You mentioned a more well-known aspect of indigenous culture, resourcefulness, which you employ at your farm. If they do, how do your Native American roots further guide your views on sustainability?


It probably did not start that way. But I got in touch with my herbal relatives through the years. They are a sense of comfort and direction. I was in a car wreck a few years ago with my family. We were all in a lot of pain. At one point, I was just sick of it all. So, I walked on my farm and consulted with my favorite tree. I closed my eyes, and the wind picked up. This cleansing feeling went through me. As I go deeper into my process, I get closer to feeling my ancestors are looking out for me. Sweetgrass was always on my mind growing up. I could never put my finger on the smell that constantly followed me around. One day, my husband gifts me sweetgrass. Things came together as I aged and was mindfully connecting with my heritage. It affects me every day as I am working. I talk to myself a lot. I am talking to my relatives and thanking them for the nourishment. For the healing, they provide through my hands to so many people. I think people can feel the difference. I get many comments about how good people feel when they use my products. We use paper instead of plastic whenever possible. Everything handmade is by local Native artists. We make sure our artists are paid fairly for their work. And they come and seek me out now. We try to preserve dying arts, like star quilts. We have free seeds and culturally relevant books. It would not all work without the cooperation of our community.


Do you have any advice for South Dakotans who want to be more sustainable, especially in their personal care?



Again, education, whether that be reading books or watching YouTube videos. You will be amazed at what you can find in your backyard. There are so many native medicinal plants around us. I could go out today and show you ten of them downtown here. I think we have all lost touch with that. One of the most important things you can do is take a moment. Take a quiet walk, look around, and get to know your surroundings. Research where your stress is coming from. There is a lot of bath and body out there marketed as natural, some of which I would never touch. You must be careful of meaningless certifications that companies pay for. Remember to come on in and talk to us!
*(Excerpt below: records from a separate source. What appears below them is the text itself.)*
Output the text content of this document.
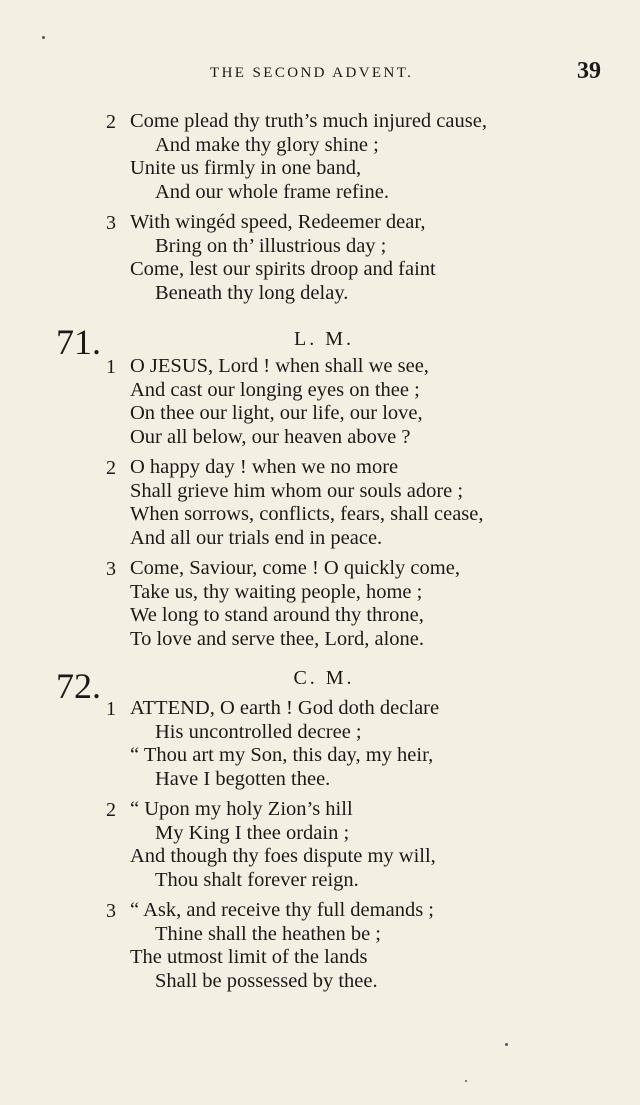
THE SECOND ADVENT.	39
2 Come plead thy truth’s much injured cause,
And make thy glory shine ;
Unite us firmly in one band,
And our whole frame refine.
3 With wingéd speed, Redeemer dear,
Bring on th’ illustrious day ;
Come, lest our spirits droop and faint
Beneath thy long delay.
71.	L. M.
1 O JESUS, Lord ! when shall we see,
And cast our longing eyes on thee ;
On thee our light, our life, our love,
Our all below, our heaven above ?
2 O happy day ! when we no more
Shall grieve him whom our souls adore ;
When sorrows, conflicts, fears, shall cease,
And all our trials end in peace.
3 Come, Saviour, come ! O quickly come,
Take us, thy waiting people, home ;
We long to stand around thy throne,
To love and serve thee, Lord, alone.
72.	C. M.
1 ATTEND, O earth ! God doth declare
His uncontrolled decree ;
“ Thou art my Son, this day, my heir,
Have I begotten thee.
2 “ Upon my holy Zion’s hill
My King I thee ordain ;
And though thy foes dispute my will,
Thou shalt forever reign.
3 “ Ask, and receive thy full demands ;
Thine shall the heathen be ;
The utmost limit of the lands
Shall be possessed by thee.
Many local herbalists know about the different regional plants. There is a role for everyone in our community. Some of us might not have found our gift yet. Support others and yourself in those journeys. I encourage it all. That is why we offer bulk herbal selections too. Folks come into the store and buy bath and body, but they also want to try experimenting with it themselves. There are little ways to change. It takes many people doing things imperfectly to make a change versus one person doing things perfectly.
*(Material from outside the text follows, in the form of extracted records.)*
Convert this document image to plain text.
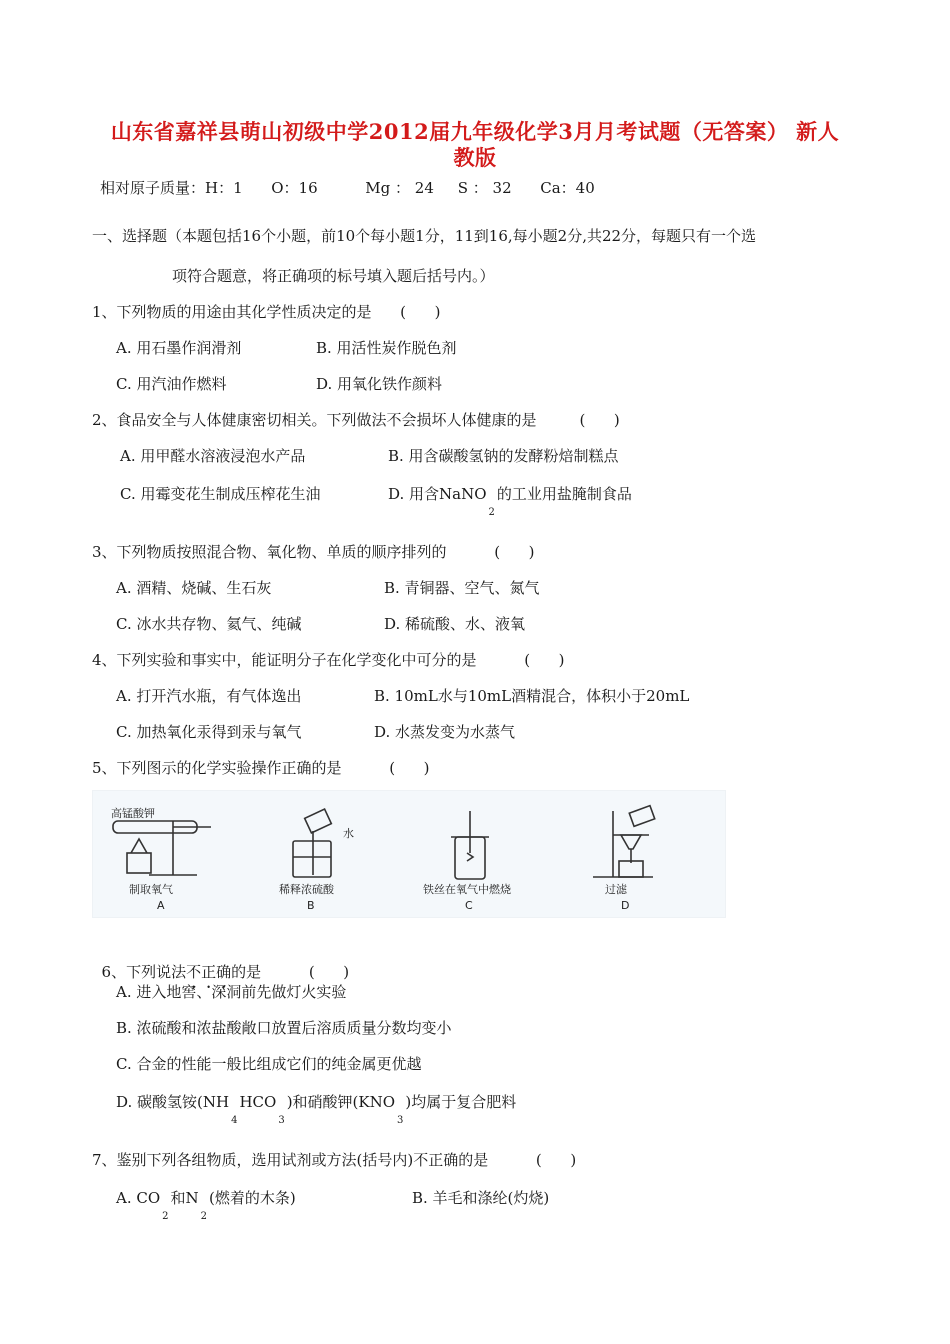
山东省嘉祥县萌山初级中学2012届九年级化学3月月考试题（无答案） 新人
教版
相对原子质量：H：1      O：16          Mg ： 24     S ： 32      Ca：40
一、选择题（本题包括16个小题，前10个每小题1分，11到16,每小题2分,共22分，每题只有一个选
项符合题意，将正确项的标号填入题后括号内。）
1、下列物质的用途由其化学性质决定的是      (      )
A. 用石墨作润滑剂	B. 用活性炭作脱色剂
C. 用汽油作燃料	D. 用氧化铁作颜料
2、食品安全与人体健康密切相关。下列做法不会损坏人体健康的是         (      )
A. 用甲醛水溶液浸泡水产品	B. 用含碳酸氢钠的发酵粉焙制糕点
C. 用霉变花生制成压榨花生油	D. 用含NaNO$_2$的工业用盐腌制食品
3、下列物质按照混合物、氧化物、单质的顺序排列的          (      )
A. 酒精、烧碱、生石灰	B. 青铜器、空气、氮气
C. 冰水共存物、氦气、纯碱	D. 稀硫酸、水、液氧
4、下列实验和事实中，能证明分子在化学变化中可分的是          (      )
A. 打开汽水瓶，有气体逸出	B. 10mL水与10mL酒精混合，体积小于20mL
C. 加热氧化汞得到汞与氧气	D. 水蒸发变为水蒸气
5、下列图示的化学实验操作正确的是          (      )
高锰酸钾
水
制取氧气	稀释浓硫酸	铁丝在氧气中燃烧	过滤
A	B	C	D

6、下列说法不正确的是          (      )

A. 进入地窖、深洞前先做灯火实验
B. 浓硫酸和浓盐酸敞口放置后溶质质量分数均变小
C. 合金的性能一般比组成它们的纯金属更优越
D. 碳酸氢铵$(NH_4HCO_3)$和硝酸钾$(KNO_3)$均属于复合肥料
7、鉴别下列各组物质，选用试剂或方法(括号内)不正确的是          (      )
A. $CO_2$和$N_2$(燃着的木条)	B. 羊毛和涤纶(灼烧)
What is one thing you wish more people knew about natural products or what you do as a whole?


There are so many different uses for natural products. Many products, like salves and soaps, can be used on more than one part of the body. You can be sustainable by not buying all these little items. A lot of work and time goes into making natural products. I will have people walk in and become agitated when they see our soap is seven dollars for a bar. Our soaps take a year to reach the shelves. To make herbs a part of your daily life, start small. Everyone's needs are so different. Look for products that meet the depths of your need.